La gran parte delle “famiglie”, ricche di bimbi di ogni età, spesso vivono in condizioni di forte povertà e faticano a rimediare il cibo, ma l’aspetto più precario è dato dalla difficoltà di poter accedere alle cure mediche. I farmaci sono molto costosi, e tante volte impossibili da acquistare.
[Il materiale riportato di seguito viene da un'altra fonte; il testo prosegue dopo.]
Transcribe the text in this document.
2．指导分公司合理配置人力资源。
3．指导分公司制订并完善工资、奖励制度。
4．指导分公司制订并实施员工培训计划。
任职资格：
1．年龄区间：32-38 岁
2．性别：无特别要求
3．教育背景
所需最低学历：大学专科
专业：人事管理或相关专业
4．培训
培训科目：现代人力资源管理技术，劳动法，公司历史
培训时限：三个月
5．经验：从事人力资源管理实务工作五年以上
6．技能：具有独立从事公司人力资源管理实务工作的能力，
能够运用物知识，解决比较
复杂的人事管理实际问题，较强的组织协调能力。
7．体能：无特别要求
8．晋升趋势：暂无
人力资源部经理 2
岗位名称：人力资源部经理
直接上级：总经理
Questo panorama fa nascere in noi il desiderio di poter portare, almeno per alcuni di loro, uno spiraglio di miglioramento. Così, dopo aver preso contatto con un sacerdote della chiesa Cattolica Cristiana, decidiamo di aprirci alla collaborazione per la realizzazione di un villaggio di assistenza, che nel tempo assumerà il titolo di Pope Francis Home, pensato dall’allora Vescovo della Diocesi di Malindi, avente lo scopo di accogliere e assistere persone gravemente disagiate.
Terminata, e completata l’opera, resta in noi la volontà di proseguire questa iniziativa, e da qui, il progetto Bawa la Huruma, ossia L’Ala della Misericordia. Presto incomincia una esperienza unica nella nostra vita.
Non sappiamo se, e quando potrà essere portata al suo compimento, ma con forza riusciamo a fare costruire le prime due case in muratura, e con grande gioia, nel mese di novembre 2018, in occasione di uno dei nostri viaggi, possiamo vedere completate. Pochi giorni dopo, prima del nostro rientro in Italia, l’inaspettato, e impensato tragico evento dell’11 dicembre. L’anno successivo, quando ancora la diffusione del virus non aveva contagiato tanti Paesi, faccio ritorno in quella località. Nell’occasione, a causa del decesso del Vescovo, stabiliamo accordi con la Diocesi di Malindi, nella persona del Vicario, decidendo di continuare l’opera intrapresa. Dall’Italia, anche per effetto della tragica scomparsa di mia moglie, la solidarietà ha prodotto risultati importanti, al punto di consentire di giungere ai tempi nostri e vedere possibile il suo proseguo.
Ecco che, quel “volto” di cui raccontavo all’inizio del racconto, con molta convinzione mi affianca, mi sostiene, ma soprattutto mi sprona a non mollare.
In breve tempo contatta una struttura locale capace di ospitarci, per offrire un momento di convivialità a chi intende aderire.
Tante sono le persone desiderose di essere partecipi, e soprattutto di rendersi parte attiva per continuare a dare vita al progetto Bawa la Huruma; tra di loro non mancano anche ospiti che, nel ricordo di Mama MIMMA, sono venuti ance da lontano.
Nell’occasione, dopo aver esposto più approfonditamente lo scopo della “missione”, non è mancata la solidarietà, che unita al contributo ricevuto da un importante Ente nazionale, nonché a quanto raccolto in precedenti iniziative, ci permette di dare corso ai lavori della quinta casa. Nel successivo mese di giugno, grazie agli sforzi affrontati è così stato possibile ultimare anche questa opera.
Sinteticamente questa è la storia di chi, con l’aiuto della Divina Provvidenza non ha perso la speranza, e pur avendo perso Mimma, la compagna di tanti anni trascorsi insieme, grazie anche alla generosità e collaborazione di altri compagni di viaggio, ora riprende il cammino con l’obiettivo di giungere, un giorno, a completare tutte le otto case già disegnate sulla topografia di Maktosha, periferia sud di Malindi, in Kenya, e regalare un sorriso a chi ancora necessita di un particolare sostegno.

Grazie.
Grappi Mario
Serramazzoni 11 giugno 2022

Martedì 11 maggio 2021

è stata Benedetta e inaugurata la quarta casetta del progetto Bawa la Huruma in Kenya, dedicata a Mimma.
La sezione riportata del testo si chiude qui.